The many lives of U dvou Koček
U dvou Koček, At the two Cats, is bang in the middle of Prague’s Old Town not far from Wenceslas Square. That’s been a boon in some senses but also a problem as the traditional brewery and restaurant try to juggle keeping locals and thirsty and hungry tourists with many Czechs moving out of the centre and into the suburbs. Manager Roman Pohanka explained some of the history of the that has been put together of the pub although many gaps in the chronology still remain.
The pub appears have been established on some already alcoholic foundations and later came to be owned by the central Prague 1 district council. An interesting example of municipal entrepreneurship.

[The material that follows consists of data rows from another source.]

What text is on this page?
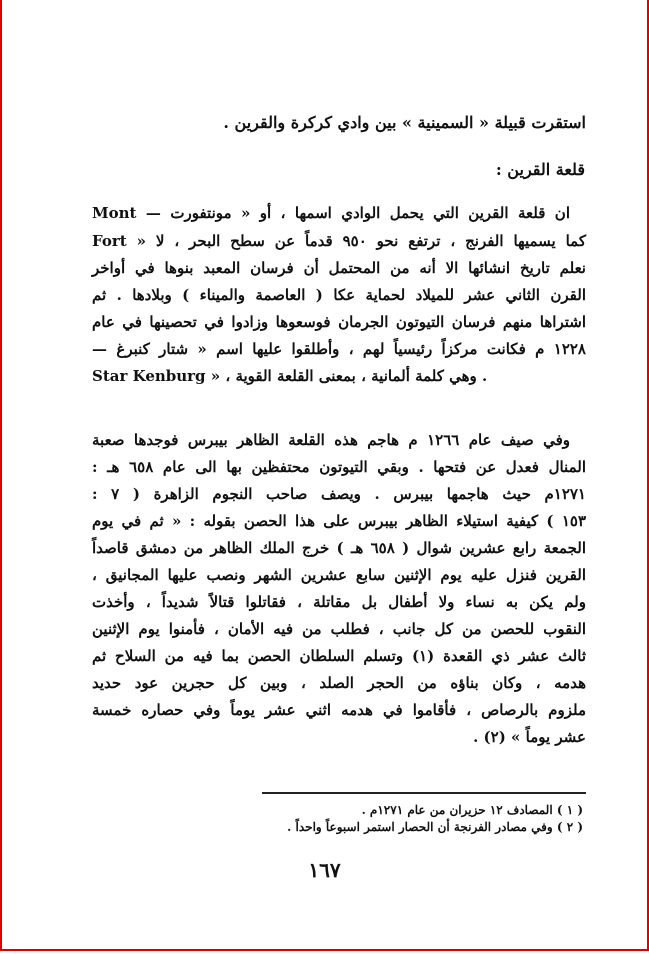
استقرت قبيلة « السمينية » بين وادي كركرة والقرين .
قلعة القرين :
ان قلعة القرين التي يحمل الوادي اسمها ، أو « مونتفورت — Mont
Fort » كما يسميها الفرنج ، ترتفع نحو ٩٥٠ قدماً عن سطح البحر ، لا
نعلم تاريخ انشائها الا أنه من المحتمل أن فرسان المعبد بنوها في أواخر
القرن الثاني عشر للميلاد لحماية عكا ( العاصمة والميناء ) وبلادها . ثم
اشتراها منهم فرسان التيوتون الجرمان فوسعوها وزادوا في تحصينها في عام
١٢٢٨ م فكانت مركزاً رئيسياً لهم ، وأطلقوا عليها اسم « شتار كنبرغ —
Star Kenburg » ، وهي كلمة ألمانية ، بمعنى القلعة القوية .
وفي صيف عام ١٢٦٦ م هاجم هذه القلعة الظاهر بيبرس فوجدها صعبة
المنال فعدل عن فتحها . وبقي التيوتون محتفظين بها الى عام ٦٥٨ هـ :
١٢٧١م حيث هاجمها بيبرس . ويصف صاحب النجوم الزاهرة ( ٧ :
١٥٣ ) كيفية استيلاء الظاهر بيبرس على هذا الحصن بقوله : « ثم في يوم
الجمعة رابع عشرين شوال ( ٦٥٨ هـ ) خرج الملك الظاهر من دمشق قاصداً
القرين فنزل عليه يوم الإثنين سابع عشرين الشهر ونصب عليها المجانيق ،
ولم يكن به نساء ولا أطفال بل مقاتلة ، فقاتلوا قتالاً شديداً ، وأخذت
النقوب للحصن من كل جانب ، فطلب من فيه الأمان ، فأمنوا يوم الإثنين
ثالث عشر ذي القعدة (١) وتسلم السلطان الحصن بما فيه من السلاح ثم
هدمه ، وكان بناؤه من الحجر الصلد ، وبين كل حجرين عود حديد
ملزوم بالرصاص ، فأقاموا في هدمه اثني عشر يوماً وفي حصاره خمسة
عشر يوماً » (٢) .
( ١ ) المصادف ١٢ حزيران من عام ١٢٧١م .
( ٢ ) وفي مصادر الفرنجة أن الحصار استمر اسبوعاً واحداً .
١٦٧
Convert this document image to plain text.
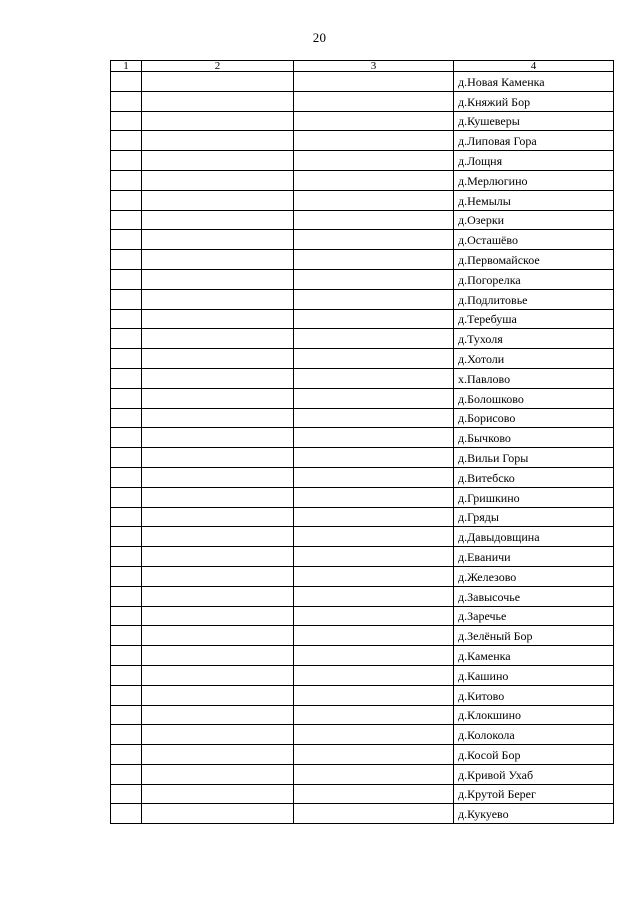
20
1	2	3	4
			д.Новая Каменка
			д.Княжий Бор
			д.Кушеверы
			д.Липовая Гора
			д.Лощня
			д.Мерлюгино
			д.Немылы
			д.Озерки
			д.Осташёво
			д.Первомайское
			д.Погорелка
			д.Подлитовье
			д.Теребуша
			д.Тухоля
			д.Хотоли
			х.Павлово
			д.Болошково
			д.Борисово
			д.Бычково
			д.Вильи Горы
			д.Витебско
			д.Гришкино
			д.Гряды
			д.Давыдовщина
			д.Еваничи
			д.Железово
			д.Завысочье
			д.Заречье
			д.Зелёный Бор
			д.Каменка
			д.Кашино
			д.Китово
			д.Клокшино
			д.Колокола
			д.Косой Бор
			д.Кривой Ухаб
			д.Крутой Берег
			д.Кукуево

At its inception as a pub, U dvou Koček probably did not stand out much from its rivals as central Prague pub for local, or Štamgast to use the Czech phrase derived from German. But the city has changed and the locals in the city centre now have a much more transient character.
"There was a period when we did not stand out that much but were the same as the rest. But due to the economic situation and the increase in rents it came about that a lot of traditional pubs disappeared and there are now a lot fewer of them and many had to change. The centre of Prague is no longer inhabited by local people because they have moved out. There are a lot of firms and businesses here and the traditional pub which was full of regulars has often gone. Today there are around 70 percent of Czechs at midday having a meal but that percent is turned around in the evening when foreigners seek out traditional restaurants for something to eat."
"Around seven years ago we widened our offer of traditional Pilsner beer by creating our own mini brewery. We created the mini brewery and produce lager and dark beer. We use the At Two Cats label with a light and dark cat. That differentiates us a bit. We are still selling the traditional Pilsen beer as well. Together with one or two other pubs we therefore have beer from one of the big brewers and our own domestic production.ʺ
At the time, the pub was one of the pioneers in the Czech micro brewer new wave.
There’s another reason for visiting the pub which will resound with Czechs but likely be lost on those from further afield. The pub was the backdrop for some scenes from the 1981 hit Czech comedy Vrchní prchni [Run Waiter, Run] which recounts how a father tries to get rich quick by pretending to be the head waiter collecting cash from customers. The pub prides itself as having hardly changed since those days.